I downloaded FDR’s Wartime Train Travels from the Classic Trains web site and ran across this in a sidebar describing B&O 1401, a combine pressed into service as a communications car :
… the AAR faulted [the White House Signal Detachment] for placing a gasoline tank below the frame of the car. AAR people directed that a double-walled tank with CO2 be used between the walls. This created its own problems, for each time the train neared a tunnel, it would have to stop so the CO2 tank could be emptied, and upon exiting, it would halt again so the tank could be refilled.
Why did the CO2 tank have to be empty while going through a tunnel (other than “because the AAR said so”)?
One thing that comes to mind is that some tunnels – the Holland and Lincoln tunnels being specific examples – have a blanket prohibition against ‘compressed gases’. There isn’t any exception for INERT compressed gases, and I believe this is intentional (the pressure bottles become shrapnel bombs in a fire).

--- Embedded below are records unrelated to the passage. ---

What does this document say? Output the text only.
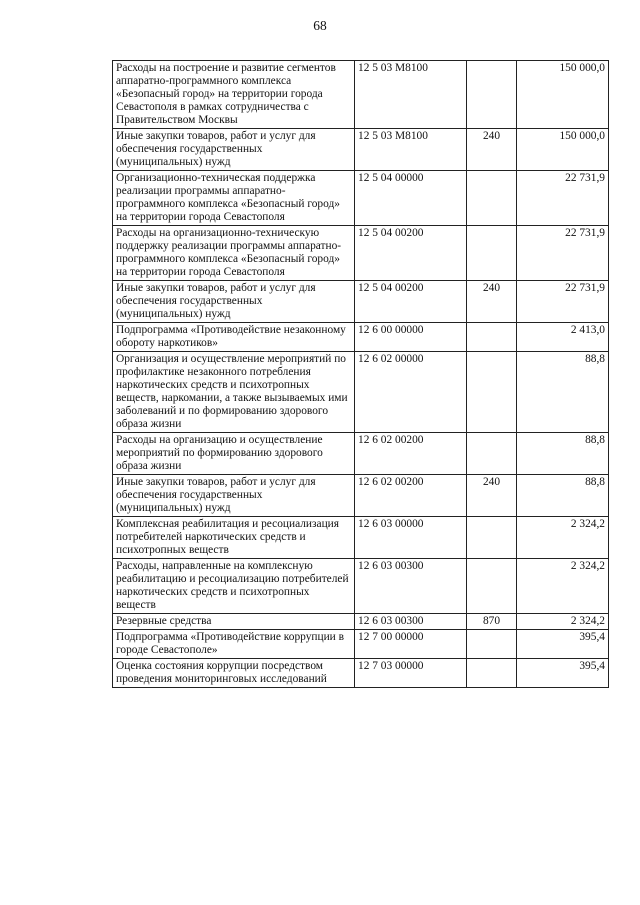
68
Расходы на построение и развитие сегментов аппаратно-программного комплекса «Безопасный город» на территории города Севастополя в рамках сотрудничества с Правительством Москвы	12 5 03 М8100		150 000,0
Иные закупки товаров, работ и услуг для обеспечения государственных (муниципальных) нужд	12 5 03 М8100	240	150 000,0
Организационно-техническая поддержка реализации программы аппаратно-программного комплекса «Безопасный город» на территории города Севастополя	12 5 04 00000		22 731,9
Расходы на организационно-техническую поддержку реализации программы аппаратно-программного комплекса «Безопасный город» на территории города Севастополя	12 5 04 00200		22 731,9
Иные закупки товаров, работ и услуг для обеспечения государственных (муниципальных) нужд	12 5 04 00200	240	22 731,9
Подпрограмма «Противодействие незаконному обороту наркотиков»	12 6 00 00000		2 413,0
Организация и осуществление мероприятий по профилактике незаконного потребления наркотических средств и психотропных веществ, наркомании, а также вызываемых ими заболеваний и по формированию здорового образа жизни	12 6 02 00000		88,8
Расходы на организацию и осуществление мероприятий по формированию здорового образа жизни	12 6 02 00200		88,8
Иные закупки товаров, работ и услуг для обеспечения государственных (муниципальных) нужд	12 6 02 00200	240	88,8
Комплексная реабилитация и ресоциализация потребителей наркотических средств и психотропных веществ	12 6 03 00000		2 324,2
Расходы, направленные на комплексную реабилитацию и ресоциализацию потребителей наркотических средств и психотропных веществ	12 6 03 00300		2 324,2
Резервные средства	12 6 03 00300	870	2 324,2
Подпрограмма «Противодействие коррупции в городе Севастополе»	12 7 00 00000		395,4
Оценка состояния коррупции посредством проведения мониторинговых исследований	12 7 03 00000		395,4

Why such a premise would apply to railroad tunnels isn’t clear; perhaps there are people on here familiar with specific railroad policies who know. Wouldn’t surprise me to find a prohibition against pressurized gases on passenger cars, though…
Now, to call an inert-gas blanket a ‘pressure vessel’ in this context is right up there with calling a superheater with front-end throttle a ‘separately-fired’ pressure vessel. But those who were there at the time might have recognized something more significant, and I don’t want to second-guess them.

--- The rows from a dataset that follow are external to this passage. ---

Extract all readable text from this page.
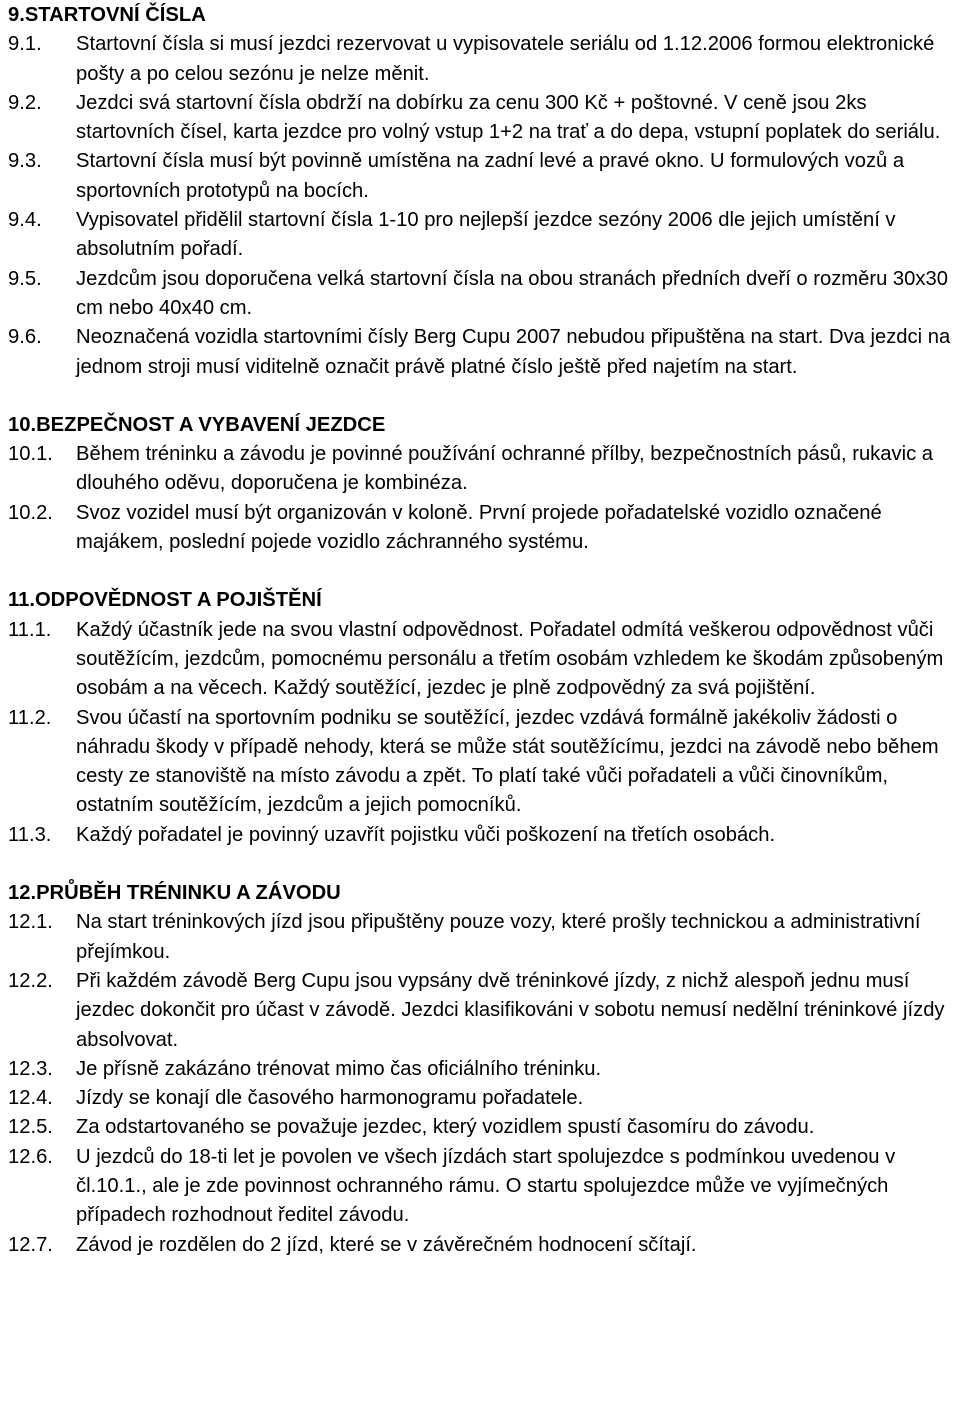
9.STARTOVNÍ ČÍSLA
9.1. Startovní čísla si musí jezdci rezervovat u vypisovatele seriálu od 1.12.2006 formou elektronické pošty a po celou sezónu je nelze měnit.
9.2. Jezdci svá startovní čísla obdrží na dobírku za cenu 300 Kč + poštovné. V ceně jsou 2ks startovních čísel, karta jezdce pro volný vstup 1+2 na trať a do depa, vstupní poplatek do seriálu.
9.3. Startovní čísla musí být povinně umístěna na zadní levé a pravé okno. U formulových vozů a sportovních prototypů na bocích.
9.4. Vypisovatel přidělil startovní čísla 1-10 pro nejlepší jezdce sezóny 2006 dle jejich umístění v absolutním pořadí.
9.5. Jezdcům jsou doporučena velká startovní čísla na obou stranách předních dveří o rozměru 30x30 cm nebo 40x40 cm.
9.6. Neoznačená vozidla startovními čísly Berg Cupu 2007 nebudou připuštěna na start. Dva jezdci na jednom stroji musí viditelně označit právě platné číslo ještě před najetím na start.
10.BEZPEČNOST A VYBAVENÍ JEZDCE
10.1. Během tréninku a závodu je povinné používání ochranné přílby, bezpečnostních pásů, rukavic a dlouhého oděvu, doporučena je kombinéza.
10.2. Svoz vozidel musí být organizován v koloně. První projede pořadatelské vozidlo označené majákem, poslední pojede vozidlo záchranného systému.
11.ODPOVĚDNOST A POJIŠTĚNÍ
11.1. Každý účastník jede na svou vlastní odpovědnost. Pořadatel odmítá veškerou odpovědnost vůči soutěžícím, jezdcům, pomocnému personálu a třetím osobám vzhledem ke škodám způsobeným osobám a na věcech. Každý soutěžící, jezdec je plně zodpovědný za svá pojištění.
11.2. Svou účastí na sportovním podniku se soutěžící, jezdec vzdává formálně jakékoliv žádosti o náhradu škody v případě nehody, která se může stát soutěžícímu, jezdci na závodě nebo během cesty ze stanoviště na místo závodu a zpět. To platí také vůči pořadateli a vůči činovníkům, ostatním soutěžícím, jezdcům a jejich pomocníků.
11.3. Každý pořadatel je povinný uzavřít pojistku vůči poškození na třetích osobách.
12.PRŮBĚH TRÉNINKU A ZÁVODU
12.1. Na start tréninkových jízd jsou připuštěny pouze vozy, které prošly technickou a administrativní přejímkou.
12.2. Při každém závodě Berg Cupu jsou vypsány dvě tréninkové jízdy, z nichž alespoň jednu musí jezdec dokončit pro účast v závodě. Jezdci klasifikováni v sobotu nemusí nedělní tréninkové jízdy absolvovat.
12.3. Je přísně zakázáno trénovat mimo čas oficiálního tréninku.
12.4. Jízdy se konají dle časového harmonogramu pořadatele.
12.5. Za odstartovaného se považuje jezdec, který vozidlem spustí časomíru do závodu.
12.6. U jezdců do 18-ti let je povolen ve všech jízdách start spolujezdce s podmínkou uvedenou v čl.10.1., ale je zde povinnost ochranného rámu. O startu spolujezdce může ve vyjímečných případech rozhodnout ředitel závodu.
12.7. Závod je rozdělen do 2 jízd, které se v závěrečném hodnocení sčítají.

My guess would be a fear of a derailment or other accident that could trap the car in a tunnel already choking with coal smoke. Adding CO2 from a leaking tank caused by the derailment, to a tunnel already short of breathable air, wouldn’t be a good idea.
The restrictions on commpressed gases in tunnels only applies to flammable materials IIRC. And that prohibition has been since the 1970’s. The asphyxiating effect with CO2 should only a problem with large quantities I would think. I’m talking about in excess of 1000lbs. By the way did the car baggage car have a generator to provide electrical power? If it did the generator fuel tank may have been the problem not CO2. Rgds IGN
Carbon Dioxide was the problem, people breathing would have to be prevented.
Compressed CO2 was the problem, there’d be know way operate a seltzer water bottle, or to carry the replacement gas for the fuel tank blanket at the end of the tunnel.
Compressed flammable gas was the problem, what exempted SP’s many passenger car’s generators powered by Waukesha engines fueled with propane? 'never did like the smell of the exhaust from them.
It’s much less of a mystery than the fate of the 239 on board Flt. 370, but for mysterious quality…some equality.
Flt. 370…239 Souls On Board…Don’t abbreviate using the word’s first letter’s…I almost did.
Digression alert!!
No 51, San Joaquin Daylight, rollin’ on fast track from Fresno, Sunny and warm, highs near 103 F…Waukeshas conditioning air in the train…Boiler Failure alarms. Why?
Hot water to wash and sanitize dining car “stuff” and heat the “H” water in the lavatories.
People breathing in a ventilated area is not a problem, but breathing in a confined area with a large release from a pressurized CO2 tank could be a problem. The human body has a narrow tolerance range for oxygen levels. Air is about 21% oxygen, but when the level gets down to about 19% it’s life threatening.